LA MORT EST DANS LE POT

 

Lecture II ROIS 4 : 38-41

 

  1. Contexte

 

Elisée se rend à Guilgal pour rendre visite à quelques jeunes prophètes en formation à l’école de Prophète.

La famine à ce moment du récit, sévit depuis déjà quelques temps.

Lorsque l’heure du repas arrive, un des jeunes étudiants s’en va cueillir quelques légumes dans la nature puisque plus rien ne pousse dans les potagers.

Il a probablement cherché longtemps jusqu’à ce qu’il tombe sur ce qu’il pensait être des  concombres.

Les coloquintes sauvages ressemblent aux concombres mais en réalité, elles sont très toxiques.

 

Tout heureux d’avoir trouvé de quoi nourrir ses camarades, il se met tout de suite à préparer un délicieux potage pour tout le monde.

Personne ne s’inquiéta de quoi que ce soit, jusqu’à ce que quelqu’un, identifie le goût de poison et de mort.

La réaction d’Elisée est alors surprenante, il jette de la farine dans la marmite et aussitôt, la soupe devient comestible.

 

A la lecture de ce texte, je ne peux m’empêcher de penser que parfois, au sein du Corps de Christ (la marmite), nous formons une soupe où nous nous empoisonnons les uns les autres, au lieu d’être un breuvage délicieux… non seulement pour nous-mêmes mais aussi pour les gens de l’extérieur… au lieu de donner faim, d’être appétissant et de nourrir…

 

Les problèmes dans le Corps de Christ, ne proviennent pas principalement d’un manque de prière… d’un manque d’études bibliques, d’un manque de foi ou de consécration… le problème est bien plus profond…

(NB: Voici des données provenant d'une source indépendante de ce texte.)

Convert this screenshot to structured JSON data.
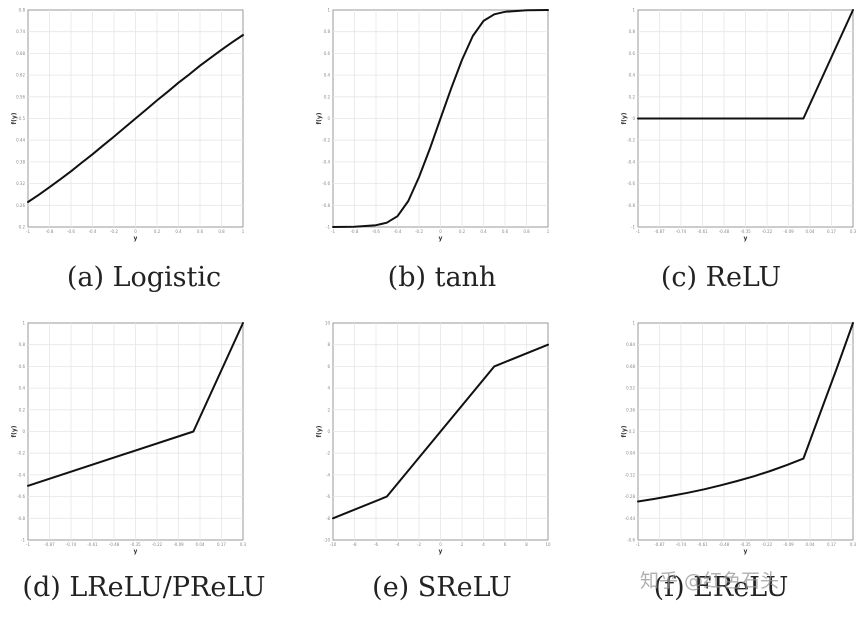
{
  "chart_data": [
    {
      "type": "line",
      "caption": "(a) Logistic",
      "xlabel": "y",
      "ylabel": "f(y)",
      "xlim": [
        -1,
        1
      ],
      "ylim": [
        0.2,
        0.8
      ],
      "grid": true,
      "series": [
        {
          "x": [
            -1,
            -0.9,
            -0.8,
            -0.7,
            -0.6,
            -0.5,
            -0.4,
            -0.3,
            -0.2,
            -0.1,
            0,
            0.1,
            0.2,
            0.3,
            0.4,
            0.5,
            0.6,
            0.7,
            0.8,
            0.9,
            1
          ],
          "y": [
            0.269,
            0.289,
            0.31,
            0.332,
            0.354,
            0.378,
            0.401,
            0.426,
            0.45,
            0.475,
            0.5,
            0.525,
            0.55,
            0.574,
            0.599,
            0.622,
            0.646,
            0.668,
            0.69,
            0.711,
            0.731
          ]
        }
      ]
    },
    {
      "type": "line",
      "caption": "(b) tanh",
      "xlabel": "y",
      "ylabel": "f(y)",
      "xlim": [
        -1,
        1
      ],
      "ylim": [
        -1,
        1
      ],
      "grid": true,
      "series": [
        {
          "x": [
            -1,
            -0.8,
            -0.6,
            -0.5,
            -0.4,
            -0.3,
            -0.2,
            -0.1,
            0,
            0.1,
            0.2,
            0.3,
            0.4,
            0.5,
            0.6,
            0.8,
            1
          ],
          "y": [
            -1,
            -0.998,
            -0.983,
            -0.96,
            -0.9,
            -0.76,
            -0.54,
            -0.28,
            0,
            0.28,
            0.54,
            0.76,
            0.9,
            0.96,
            0.983,
            0.998,
            1
          ]
        }
      ]
    },
    {
      "type": "line",
      "caption": "(c) ReLU",
      "xlabel": "y",
      "ylabel": "f(y)",
      "xlim": [
        -1,
        0.3
      ],
      "ylim": [
        -1,
        1
      ],
      "grid": true,
      "series": [
        {
          "x": [
            -1,
            0,
            0.3
          ],
          "y": [
            0,
            0,
            1
          ]
        }
      ]
    },
    {
      "type": "line",
      "caption": "(d) LReLU/PReLU",
      "xlabel": "y",
      "ylabel": "f(y)",
      "xlim": [
        -1,
        0.3
      ],
      "ylim": [
        -1,
        1
      ],
      "grid": true,
      "series": [
        {
          "x": [
            -1,
            0,
            0.3
          ],
          "y": [
            -0.5,
            0,
            1
          ]
        }
      ]
    },
    {
      "type": "line",
      "caption": "(e) SReLU",
      "xlabel": "y",
      "ylabel": "f(y)",
      "xlim": [
        -10,
        10
      ],
      "ylim": [
        -10,
        10
      ],
      "grid": true,
      "series": [
        {
          "x": [
            -10,
            -5,
            5,
            10
          ],
          "y": [
            -8,
            -6,
            6,
            8
          ]
        }
      ]
    },
    {
      "type": "line",
      "caption": "(f) EReLU",
      "xlabel": "y",
      "ylabel": "f(y)",
      "xlim": [
        -1,
        0.3
      ],
      "ylim": [
        -0.6,
        1
      ],
      "grid": true,
      "series": [
        {
          "x": [
            -1,
            -0.9,
            -0.8,
            -0.7,
            -0.6,
            -0.5,
            -0.4,
            -0.3,
            -0.2,
            -0.1,
            0,
            0.1,
            0.2,
            0.3
          ],
          "y": [
            -0.316,
            -0.297,
            -0.275,
            -0.252,
            -0.226,
            -0.197,
            -0.165,
            -0.13,
            -0.091,
            -0.048,
            0,
            0.33,
            0.66,
            1
          ]
        }
      ]
    }
  ],
  "watermark": "知乎 @红色石头"
}
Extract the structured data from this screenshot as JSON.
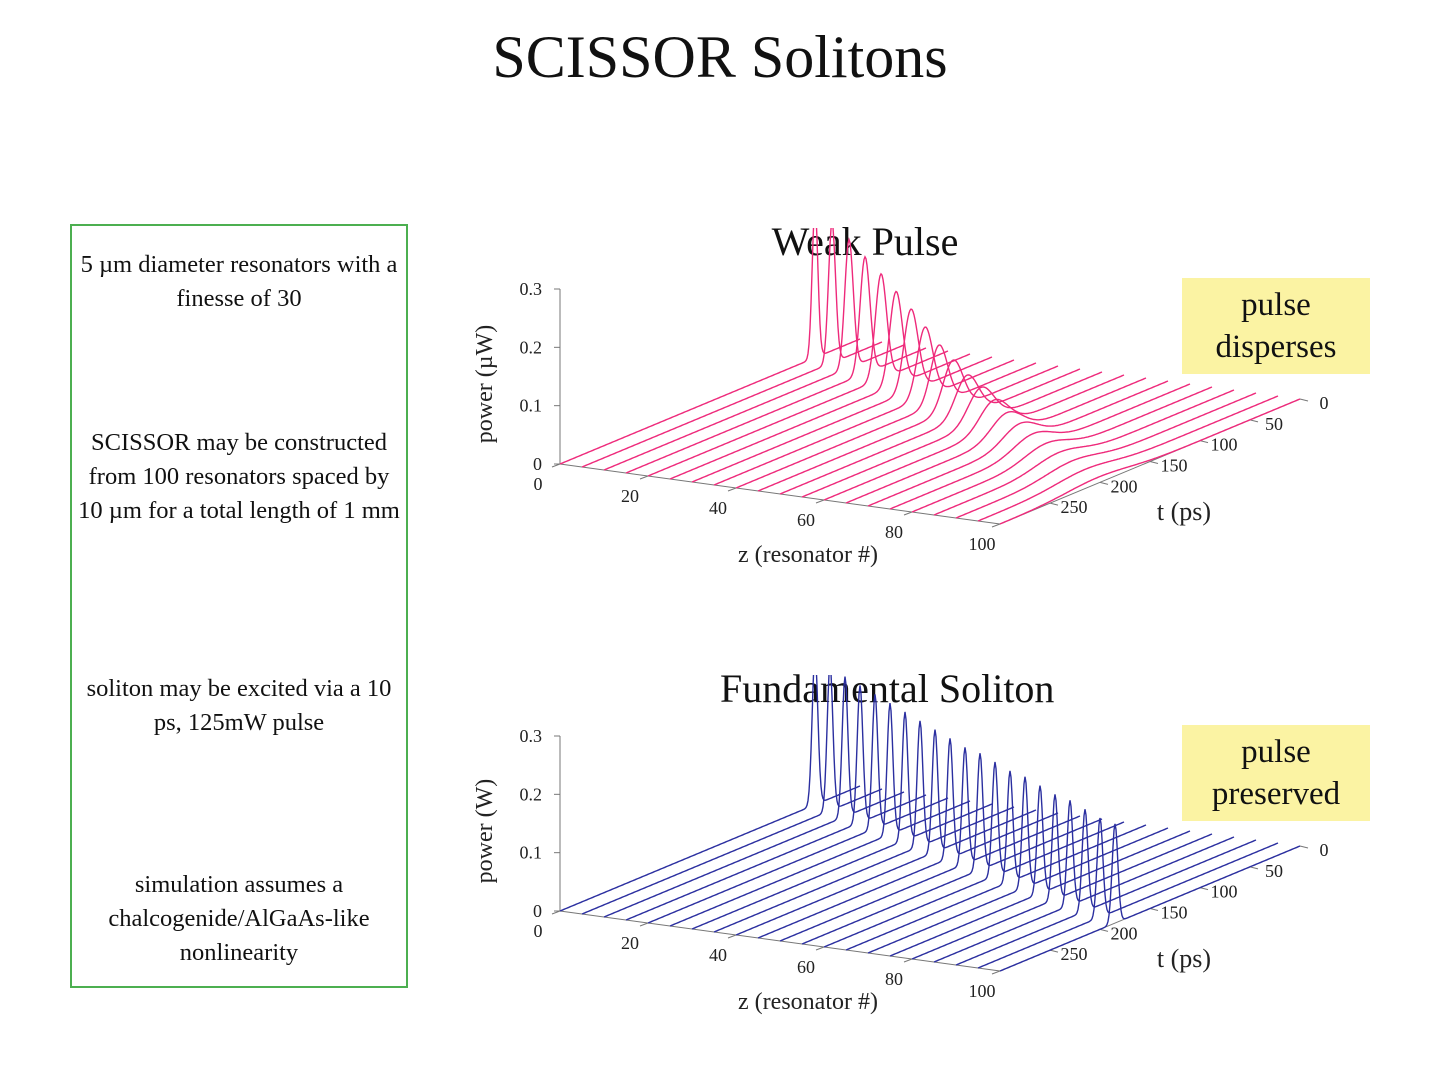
{
  "title": "SCISSOR Solitons",
  "notes": [
    "5 µm diameter resonators with a finesse of 30",
    "SCISSOR may be constructed from 100 resonators spaced by 10 µm for a total length of 1 mm",
    "soliton may be excited via a 10 ps, 125mW pulse",
    "simulation assumes a chalcogenide/AlGaAs-like nonlinearity"
  ],
  "chart_data": [
    {
      "type": "line",
      "title": "Weak Pulse",
      "badge": "pulse disperses",
      "xlabel": "z (resonator #)",
      "ylabel": "power (µW)",
      "tlabel": "t (ps)",
      "xlim": [
        0,
        100
      ],
      "tlim": [
        0,
        300
      ],
      "zlim": [
        0,
        0.3
      ],
      "x_ticks": [
        "0",
        "20",
        "40",
        "60",
        "80",
        "100"
      ],
      "t_ticks": [
        "0",
        "50",
        "100",
        "150",
        "200",
        "250"
      ],
      "z_ticks": [
        "0",
        "0.1",
        "0.2",
        "0.3"
      ],
      "color": "#ee2a7b",
      "series": [
        {
          "z": 0,
          "peak": 0.26,
          "center": 45,
          "width": 4
        },
        {
          "z": 5,
          "peak": 0.24,
          "center": 50,
          "width": 5
        },
        {
          "z": 10,
          "peak": 0.22,
          "center": 55,
          "width": 6
        },
        {
          "z": 15,
          "peak": 0.2,
          "center": 61,
          "width": 7
        },
        {
          "z": 20,
          "peak": 0.18,
          "center": 67,
          "width": 8
        },
        {
          "z": 25,
          "peak": 0.16,
          "center": 74,
          "width": 9
        },
        {
          "z": 30,
          "peak": 0.14,
          "center": 81,
          "width": 10
        },
        {
          "z": 35,
          "peak": 0.12,
          "center": 89,
          "width": 11
        },
        {
          "z": 40,
          "peak": 0.1,
          "center": 97,
          "width": 12
        },
        {
          "z": 45,
          "peak": 0.085,
          "center": 105,
          "width": 14
        },
        {
          "z": 50,
          "peak": 0.07,
          "center": 113,
          "width": 16
        },
        {
          "z": 55,
          "peak": 0.06,
          "center": 121,
          "width": 18
        },
        {
          "z": 60,
          "peak": 0.05,
          "center": 130,
          "width": 20
        },
        {
          "z": 65,
          "peak": 0.04,
          "center": 139,
          "width": 22
        },
        {
          "z": 70,
          "peak": 0.033,
          "center": 148,
          "width": 24
        },
        {
          "z": 75,
          "peak": 0.027,
          "center": 157,
          "width": 27
        },
        {
          "z": 80,
          "peak": 0.022,
          "center": 166,
          "width": 30
        },
        {
          "z": 85,
          "peak": 0.018,
          "center": 175,
          "width": 33
        },
        {
          "z": 90,
          "peak": 0.015,
          "center": 184,
          "width": 36
        },
        {
          "z": 95,
          "peak": 0.012,
          "center": 193,
          "width": 40
        },
        {
          "z": 100,
          "peak": 0.01,
          "center": 202,
          "width": 44
        }
      ]
    },
    {
      "type": "line",
      "title": "Fundamental Soliton",
      "badge": "pulse preserved",
      "xlabel": "z (resonator #)",
      "ylabel": "power (W)",
      "tlabel": "t (ps)",
      "xlim": [
        0,
        100
      ],
      "tlim": [
        0,
        300
      ],
      "zlim": [
        0,
        0.3
      ],
      "x_ticks": [
        "0",
        "20",
        "40",
        "60",
        "80",
        "100"
      ],
      "t_ticks": [
        "0",
        "50",
        "100",
        "150",
        "200",
        "250"
      ],
      "z_ticks": [
        "0",
        "0.1",
        "0.2",
        "0.3"
      ],
      "color": "#2b2fa0",
      "series": [
        {
          "z": 0,
          "peak": 0.26,
          "center": 45,
          "width": 4
        },
        {
          "z": 5,
          "peak": 0.25,
          "center": 52,
          "width": 4
        },
        {
          "z": 10,
          "peak": 0.24,
          "center": 59,
          "width": 4
        },
        {
          "z": 15,
          "peak": 0.235,
          "center": 66,
          "width": 4
        },
        {
          "z": 20,
          "peak": 0.23,
          "center": 73,
          "width": 4
        },
        {
          "z": 25,
          "peak": 0.225,
          "center": 80,
          "width": 4
        },
        {
          "z": 30,
          "peak": 0.22,
          "center": 87,
          "width": 4
        },
        {
          "z": 35,
          "peak": 0.215,
          "center": 94,
          "width": 4
        },
        {
          "z": 40,
          "peak": 0.21,
          "center": 101,
          "width": 4
        },
        {
          "z": 45,
          "peak": 0.205,
          "center": 108,
          "width": 4
        },
        {
          "z": 50,
          "peak": 0.2,
          "center": 115,
          "width": 4
        },
        {
          "z": 55,
          "peak": 0.2,
          "center": 122,
          "width": 4
        },
        {
          "z": 60,
          "peak": 0.195,
          "center": 129,
          "width": 4
        },
        {
          "z": 65,
          "peak": 0.19,
          "center": 136,
          "width": 4
        },
        {
          "z": 70,
          "peak": 0.19,
          "center": 143,
          "width": 4
        },
        {
          "z": 75,
          "peak": 0.185,
          "center": 150,
          "width": 4
        },
        {
          "z": 80,
          "peak": 0.18,
          "center": 157,
          "width": 4
        },
        {
          "z": 85,
          "peak": 0.18,
          "center": 164,
          "width": 4
        },
        {
          "z": 90,
          "peak": 0.175,
          "center": 171,
          "width": 4
        },
        {
          "z": 95,
          "peak": 0.17,
          "center": 178,
          "width": 4
        },
        {
          "z": 100,
          "peak": 0.17,
          "center": 185,
          "width": 4
        }
      ]
    }
  ]
}
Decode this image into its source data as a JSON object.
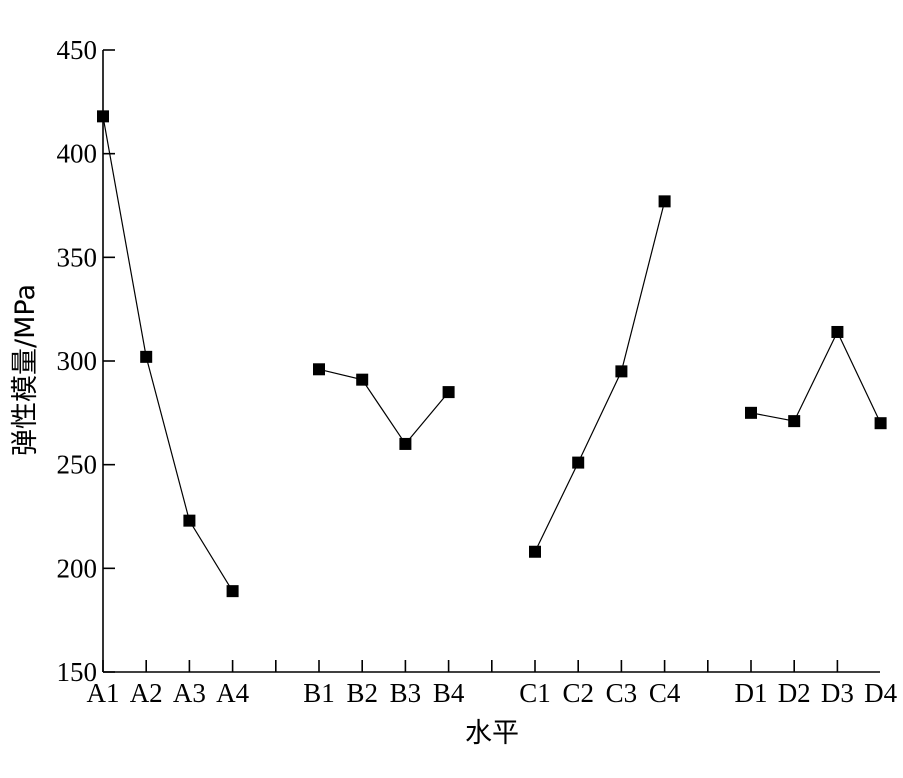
{
  "chart_data": {
    "type": "line",
    "title": "",
    "xlabel": "水平",
    "ylabel": "弹性模量/MPa",
    "ylim": [
      150,
      450
    ],
    "yticks": [
      150,
      200,
      250,
      300,
      350,
      400,
      450
    ],
    "grid": false,
    "legend": "none",
    "categories": [
      "A1",
      "A2",
      "A3",
      "A4",
      "B1",
      "B2",
      "B3",
      "B4",
      "C1",
      "C2",
      "C3",
      "C4",
      "D1",
      "D2",
      "D3",
      "D4"
    ],
    "series": [
      {
        "group": "A",
        "x": [
          "A1",
          "A2",
          "A3",
          "A4"
        ],
        "values": [
          418,
          302,
          223,
          189
        ]
      },
      {
        "group": "B",
        "x": [
          "B1",
          "B2",
          "B3",
          "B4"
        ],
        "values": [
          296,
          291,
          260,
          285
        ]
      },
      {
        "group": "C",
        "x": [
          "C1",
          "C2",
          "C3",
          "C4"
        ],
        "values": [
          208,
          251,
          295,
          377
        ]
      },
      {
        "group": "D",
        "x": [
          "D1",
          "D2",
          "D3",
          "D4"
        ],
        "values": [
          275,
          271,
          314,
          270
        ]
      }
    ],
    "marker": "square",
    "color": "#000000"
  }
}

Quel est donc l’aliment qui ne convient pas à notre alimentation ???

Qu’est-ce qui nous affaibli (dans notre santé spirituelle) au point de ne plus avoir envie de prier ou de lire la Bible ???

Qu’est-ce qui nous a vidés de tout enthousiasme pour les choses de Dieu ???

Pourquoi notre consécration enthousiaste du début s’est-elle refroidie au point que nous puissions être désabusés, amers, aigris, fatigués ???

 

La mort est dans le pot… et ça mijote…

 

 

  1. Publier une année de Grâce = jeter dans le pot, la pincée d’Amour et de Grâce

 

La première chose que Jésus dira publiquement, c’est une reprise d’un texte d’Esaïe 61 qu’il prendra à son compte : « L’Esprit du Seigneur est sur moi, parce qu’Il m’a oint pour annoncer une bonne nouvelle aux pauvres ; Il m’a envoyé pour guérir ceux qui ont le cœur brisé, pour proclamer aux captifs la délivrance, et aux aveugles le recouvrement de la vue, pour renvoyer libres les opprimés, pour publier une année de grâce du Seigneur. »  LUC 4 : 18

 

Bien souvent ce texte est cité pour l’évangélisation mais je pense que lorsque Jésus a prononcé ces paroles, Il avait parfaitement en tête, ce qui mijoterait dans nos églises… ce qui mijoterait dans le cœur de chaque homme, chaque femme, pierre vivante de l’édifice spirituel qu’Il construit…

 

Jésus n’a jamais mené de campagnes contre les prostituées... ni contre les voleurs, les ivrognes ou les collecteurs d’impôts (la version Israélites des collabos)… en fait, Il en a fait même parfois, ses amis…

Sa croisade s’est plutôt, orientée vers les religieux et leur enseignement.

 

Quand Jésus a dit « pour proclamer aux captifs, la délivrance… », il ne s’agit pas seulement de chasser les démons…

Jésus est aussi venu avec l’intention de nous délivrer d’un certain système de croyances et de pratiques dans lequel, la Grâce est absente… dans lequel l’Amour a disparu.

 

 

  1. Le levain (ou coloquintes) des Pharisiens

 

Du temps de Jésus, l’enseignement des Pharisiens était un véritable poison dans la société judaïque…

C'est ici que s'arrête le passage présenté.